Romanes eunt domus* – Römer geht nach Hause!

Am 29.10. 2004 unterzeichneten die Regierungschefs und Außenminister der 25 Mitgliedsstaaten sowie die der drei Beitrittskandidaten Türkei, Rumänien und Bulgarien den aktuellen Entwurf für eine Europäische Verfassung. Das Ver­trags­werk tritt am 1. November 2006 in Kraft, wenn es bis dahin von allen 25 Staaten, die der EU angehören, ratifiziert ist, andernfalls zu Beginn des zweiten Monats nach der letzten Ratifikation. Neun Staaten, darunter Frankreich und Großbritannien, haben eine Volksabstimmung zur Ratifizierung angekündigt. In Deutschland ist damit nicht zu rechnen. Daß die Wahl für die historische Unterzeichnung wiedermal auf Rom fiel, sollte wohl zum einen auf die „Römischen Verträge“ von 1957 verweisen, zum anderen wie ’57 auf die Nähe zum antiken Römischen Imperium. Dagegen hat man nur einmal mehr den Gastgeber, italienischen Regierungschef und Neofaschisten Silvio Berlusconi hofiert. „Römische Verträge“ und „Römisches Imperium“ als tragende Säulen der Europäischen Verfassung?

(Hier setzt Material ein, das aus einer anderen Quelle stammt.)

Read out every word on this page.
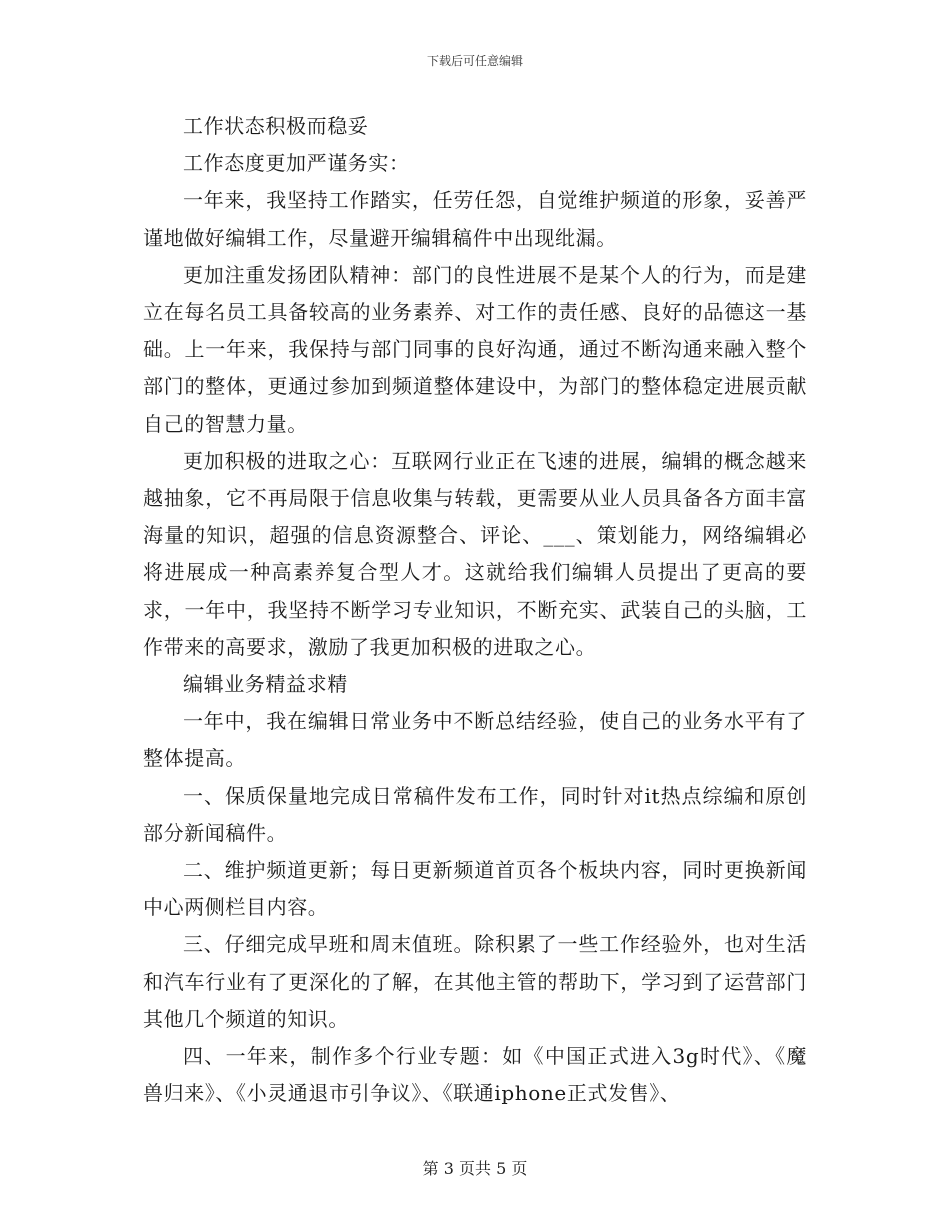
下载后可任意编辑

工作状态积极而稳妥

工作态度更加严谨务实：

一年来，我坚持工作踏实，任劳任怨，自觉维护频道的形象，妥善严谨地做好编辑工作，尽量避开编辑稿件中出现纰漏。

更加注重发扬团队精神：部门的良性进展不是某个人的行为，而是建立在每名员工具备较高的业务素养、对工作的责任感、良好的品德这一基础。上一年来，我保持与部门同事的良好沟通，通过不断沟通来融入整个部门的整体，更通过参加到频道整体建设中，为部门的整体稳定进展贡献自己的智慧力量。

更加积极的进取之心：互联网行业正在飞速的进展，编辑的概念越来越抽象，它不再局限于信息收集与转载，更需要从业人员具备各方面丰富海量的知识，超强的信息资源整合、评论、___、策划能力，网络编辑必将进展成一种高素养复合型人才。这就给我们编辑人员提出了更高的要求，一年中，我坚持不断学习专业知识，不断充实、武装自己的头脑，工作带来的高要求，激励了我更加积极的进取之心。

编辑业务精益求精

一年中，我在编辑日常业务中不断总结经验，使自己的业务水平有了整体提高。

一、保质保量地完成日常稿件发布工作，同时针对it热点综编和原创部分新闻稿件。

二、维护频道更新；每日更新频道首页各个板块内容，同时更换新闻中心两侧栏目内容。

三、仔细完成早班和周末值班。除积累了一些工作经验外，也对生活和汽车行业有了更深化的了解，在其他主管的帮助下，学习到了运营部门其他几个频道的知识。

四、一年来，制作多个行业专题：如《中国正式进入3g时代》、《魔兽归来》、《小灵通退市引争议》、《联通iphone正式发售》、

第 3 页共 5 页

Die „Römischen Verträge“ von 1957 bezeichnen zwei Rechtsschriften: Den EG-Vertrag und den EAG-Vertrag. Der letztere besteht vorwiegend aus Vereinbarungen zum gemeinsamen Umgang mit Atomwaffen und dem dazugehörigen Material. Ersterer ist ein revidierte Fassung des zuvor gescheiterten EVG-Vertrages – der in erster Linie verteidungspolitische (militärische) Vereinbarungen enthielt – und auf dem Hintergrund des aufziehenden „Kalten Krieges“ zu verstehen ist. Eine einheitliche Zollpolitik sollte den Mitgliedsstaaten eine grenzübergreifende marktwirtschaftliche Konkurrenz und damit den entscheidenden Vorsprung (durch größeres Wachstum) vor den anderen europäischen Staaten sichern. Kontrollierter Waffenhandel und eine Wir-gegen-die-Anderen-Mentalität sind also ein Moment der beschworenen Tradition. Die Macht übers Mittelmeer, autonome Provinzen und eine Zentralverwaltung die anderen?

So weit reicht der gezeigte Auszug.